Night time. The time I usually get all nostalgic.
Tonight, I decided to pull out the World History book that I bought from a second-hand bookshop at Bras Basah and do some reading. I was reading about the fall of Greece and got so confused about Macedonia and Sparta and all the Peloponnesian wars that I needed to hunt for a map.
Which led me to riff through my drawers and boxes in which I’ve stored all my secondary and JC textbooks.
As usual, I got distracted and ended up doing some H2 Math sums. After getting sick of it after an hour, I decided to read Wendy Clark. For those who don’t know who she is, she’s all O’Level History students’ saviour (as is Marian Chong O’Level Geography students’ saviour). We swallowed up that book (practically every sentence was important – I remember my dad telling me I might as well highlight the sentences that weren’t important instead, so the pages won’t be filled with highlighted chunks) and vomitted everything out for the Cambridge examiners.
And reading Wendy Clark made me think of Mrs Haridas, our History teacher. She was always so maternal. Wonder how she is now.
And thinking of Haridas made me think of Mrs Singh, the best Chemistry teacher I ever had. Her explanations are so lucid and she’s the no-nonsense kind of woman. R-E-S-P-E-C-T.
I unearthed my secondary 1 science notebook, and read through the atoms and molecules notes. I kind of miss studying Chemistry. Too bad I suck at practical. It always pulls my A down to a B. Chemistry class was always so productive.
And then, later, I was just sitting there reading the notes I had scribbled all over my secondary 2 Geography textbook, when Don’t Tell Me by Avril Lavigne comes on the radio. It seemed like not so long ago that I was in the same circumstance, reading my Geog notes while Avril wails on in the background. Wonder how Khrish, Yvonne and Stacy are doing now. Haven’t met them or caught up with them in ages.
I guess the reason why I enjoyed mugging for O’Levels (yes, I realise how geeky that made me sound, but wtv, geeky is the new chic) is because I had great influence, in the form of my friends, around me, especially Gerlynn.
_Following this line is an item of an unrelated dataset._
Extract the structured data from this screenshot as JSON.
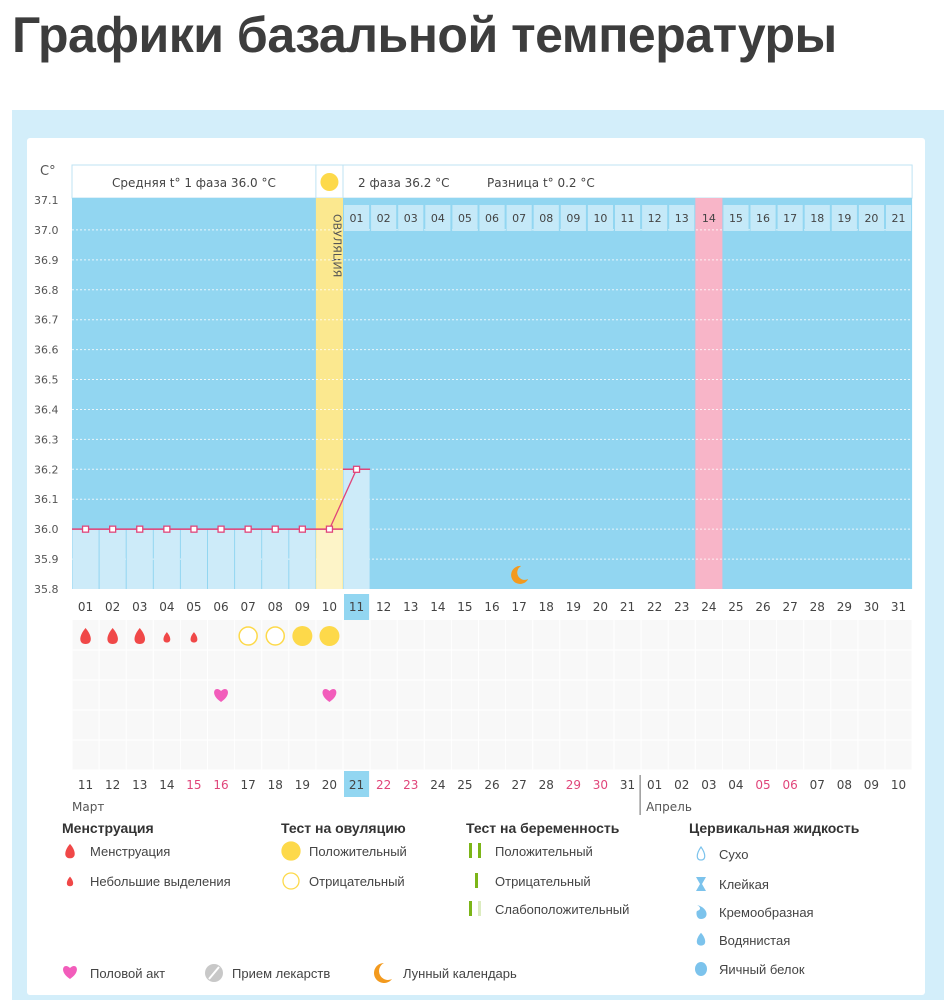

My friends made going to school and attending lessons fun. Thanks, Ger, for staying with me after school in the library everyday to mug. I remember we’d force ourselves to sit at different tables just so we wouldn’t get distracted and talk. People would think we had a fight, which was sort of funny.
A’Levels wasn’t as fun to study for, because, well, circumstances were different. And it was a hell lot tougher, especially Geography. I was besotted with the subject in secondary school (I think everyone in 4E2 were) – I loved my subject combination – but H2 Geog is so much more demanding, and I ended up finding it a drag sometimes.
I just miss school and studying so much, all of a sudden. Maybe it’s this looooong break that made me yearn to employ my brain once again. I don’t ever want to go out into the working world; I want to stay cocooned in school forever, where your worth and performance are only determined by the grades you get. It’s simple and clear-cut. Not much depends on chance or luck, like in the real world.
Dammit, I miss school. I miss studying for O’s. That was, in fact, the best time of my life. I know it sounds sad, but it was. Studying for A’s wasn’t as rewarding, because you don’t get your A’s as easily even though you put in the same amount of effort. In my case, I didn’t put in the same amount of effort, because I guess I lost the drive after O’s. Which made it more difficult to get the A’s.
In short, can’t wait for school to start.
By the way, I unearthed ONE diary that I had left out. I’d decided to throw away ALL the diaries I had written in the course of my secondary school years (at least 10) one day, and this is the only one left. It was the sixteenth one (I label my diaries in chronological order) and was written from after secondary 4 Prelim exams to the beginning of J1 in the best junior college in the world (come on, I love SA).
I really regret throwing away my diaries. How could I? Those were my formative years. Sigh.
I told you I get awfully nostalgic at night.